There are numerous times where issues will have to be overlooked either due to lack of time, effort, and understanding… or just because something more important has yet to be done.  Whenever you look at your software with a critical eye, you will find things large and small that could be faster, easier, better, make better use of memory, be more secure, etc, etc, etc.  The list goes on…you'll never have enough time to fix everything, you have to prioritize.

While you might think it's a great idea to say "All technical debt is bad!", it simply doesn't work that way.  One of my geek mentors Martin Fowler – author of two of my favorite technology books "Refactoring" and "Patterns of Enterprise Application Architecture" – points out that there are times when business needs/timelines might outweigh "doing it the right way".  Regardless, you need to note/log this debt to manage it.

Whenever I look at my full todo list for web2project, I want to hide under the bed.  There are simple things that simply require a lot of time – formatting the code to following the PEAR coding standard – but then there are wildly complex things that to include them here would force me under the bed again.  But every single one of the items is logged.

Die Under the Weight of It All:

In the Open Source world, one of two things tends to happen at this point… the project grinds to a halt or someone decides to re-write it from the ground up.

When a project dies, it's quiet and subtle.  The team tends to only work on the "fun" things and new functionality that doesn't touch the old messes.  The releases come farther and farther apart with smaller and smaller improvements.  The commits slow to a trickle.  Eventually the team itself stops interacting with the community as they've moved on to other priorities.  I've seen it more times than I can count and it's hard to blame the team in the slightest… after all, this is starting to look like real work and they're not getting paid for this effort.

On the flip side, quite often the team will decide to re-write from the ground up.  They create a grand scheme for replacing the whole system with something clean, cool, and amazing.  While the plan looks good on paper, it normally doesn't happen that way.  The timeline is much longer than initially imagined and the work is more than they thought, and often the team drifts away and the project quietly dies (as above).  Regardless, if a strong vision can keep the team together, a re-write could be successful.
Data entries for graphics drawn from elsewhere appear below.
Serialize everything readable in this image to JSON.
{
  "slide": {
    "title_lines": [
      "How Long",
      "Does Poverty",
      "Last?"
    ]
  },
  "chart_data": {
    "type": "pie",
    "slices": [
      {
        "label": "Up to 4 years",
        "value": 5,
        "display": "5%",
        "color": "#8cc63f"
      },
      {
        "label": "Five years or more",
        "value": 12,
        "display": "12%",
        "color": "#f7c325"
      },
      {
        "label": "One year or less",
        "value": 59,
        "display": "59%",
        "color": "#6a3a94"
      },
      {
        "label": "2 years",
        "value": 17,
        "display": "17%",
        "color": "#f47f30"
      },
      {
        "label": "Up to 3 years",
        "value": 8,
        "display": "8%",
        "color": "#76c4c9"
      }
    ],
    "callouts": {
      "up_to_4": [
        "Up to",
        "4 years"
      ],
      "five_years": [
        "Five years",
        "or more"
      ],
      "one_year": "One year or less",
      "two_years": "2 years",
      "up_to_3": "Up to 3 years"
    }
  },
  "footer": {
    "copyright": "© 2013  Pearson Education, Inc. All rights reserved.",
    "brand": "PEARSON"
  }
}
In the commercial world, the quiet death seems to be rare.  After all, if a product is generating revenue, it's unlikely to be shelved without a replacement.  Therefore, I believe complete re-writes are much more common… Windows Vista, Netscape/Mozilla, etc.

Manage It Effectively:

We've all had that one library, class, or method that irritates everyone on the project.  It's probably a performance bottleneck, it's prone to breaking, and it haunts you in your sleep.  I'd wager that you have something even worse in your code… something that has worked well enough so far that no one has noticed how nasty and hacked together that is.  And this is where technical debt is the nastiest:  When you don't know you have it.

Sometime soon you'll have a major release, there will be customers screaming at you, your boss will be on his twelfth cup of coffee (and 28th time past your cube), and your email will be blowing up is the one time this monstrosity is going to break.  It's not going to break and fail safe like a good little piece of software, it will fail spectacularly.  It's going to fail and spew garbage across your database tables, take down your server, and even kick your dog… twice.

The problem is that if you don't know where your potential problems are – even if you can't fix them immediately – you don't know how to mitigate risks appropriately.  When you find problems in the system, you have to do one of two things:  Fix them or log them.

And here's the key: Every time you find debt, log it and prioritize it.

Your priorities can be as simple as: "Now!", "Soon", "Later", and "Wouldn't it be nice?"

With every debt "on the books" and prioritized when there are new feature requests or you have a bit of downtime, you have a better idea of what needs to be done and what could be done.  In addition,  by keeping this information along with the existing issue list, you can relate it to other issues and quite often you'll see patterns emerge where the areas with the most technical are also the areas with the most bugs. This will allow you to track down and eliminate the debts where your payment is the highest and most painful.